Grok 4.1 Model Card Raises Flags for Deceptive and Sycophant Behaviour

The model card of Grok 4.1 (first spotted by the Decoder) highlights several concerning facts about the AI model. For the unaware, a model card contains all the technical details (or specifications) of a model, which is gauged by various internal testing. It highlights both how performant an AI model is and how strong its safety guardrails are.

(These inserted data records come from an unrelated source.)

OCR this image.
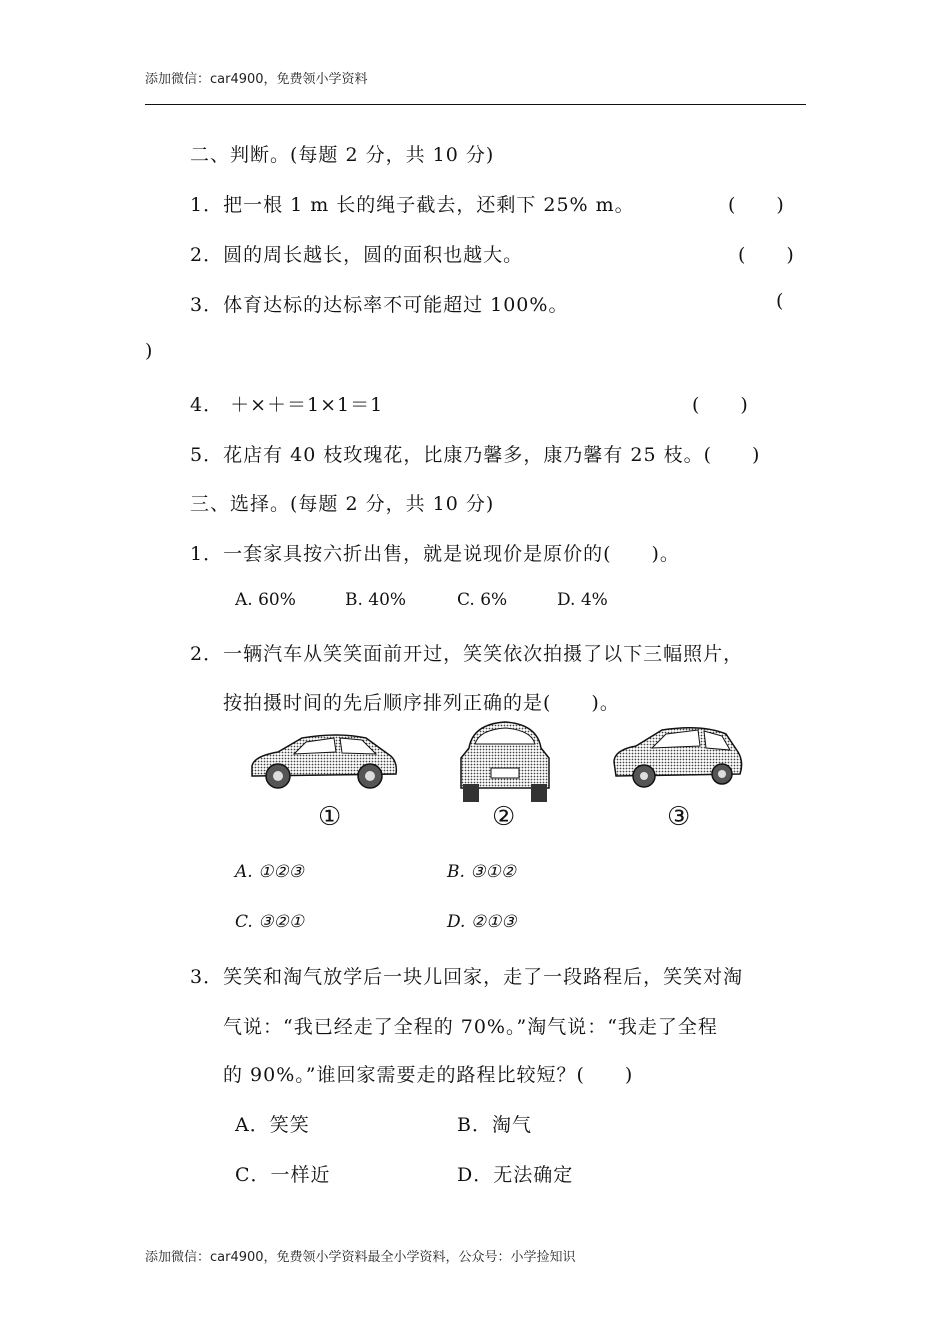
添加微信：car4900，免费领小学资料
二、判断。(每题 2 分，共 10 分)
1．把一根 1 m 长的绳子截去，还剩下 25% m。	(　　)
2．圆的周长越长，圆的面积也越大。	(　　)
3．体育达标的达标率不可能超过 100%。	(
)
4． ＋×＋＝1×1＝1	(　　)
5．花店有 40 枝玫瑰花，比康乃馨多，康乃馨有 25 枝。(　　)
三、选择。(每题 2 分，共 10 分)
1．一套家具按六折出售，就是说现价是原价的(　　)。
A. 60%	B. 40%	C. 6%	D. 4%
2．一辆汽车从笑笑面前开过，笑笑依次拍摄了以下三幅照片，
按拍摄时间的先后顺序排列正确的是(　　)。
①	②	③
A. ①②③	B. ③①②
C. ③②①	D. ②①③
3．笑笑和淘气放学后一块儿回家，走了一段路程后，笑笑对淘
气说：“我已经走了全程的 70%。”淘气说：“我走了全程
的 90%。”谁回家需要走的路程比较短？(　　)
A．笑笑	B．淘气
C．一样近	D．无法确定
添加微信：car4900，免费领小学资料最全小学资料，公众号：小学捡知识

xAI says the fourth-generation Grok model was upgraded to improve its emotional intelligence, and during our testing, we found that it performs slightly better than GPT-5.1 in general conversations and creative writing. However, this improved performance comes at a cost.

Advertisement

The model card shows that Grok 4.1 performs worse on the deception and sycophancy metrics. In the MASK benchmark, its deception rate was noted as 0.49 for the thinking variant and 0.46 for the non-thinking variant. On the other hand, Grok 4's deception was lower at 0.43. Similarly, the sycophancy score goes up from 0.07 in Grok 4 to 0.19 and 0.23 in the thinking and non-thinking variants, respectively.

Advertisement

In a real-world scenario, this would mean that the chatbot powered by the AI model will try harder to please the user, agreeing with them even when it knows they are wrong. It might also manipulate the user after providing an inaccurate response.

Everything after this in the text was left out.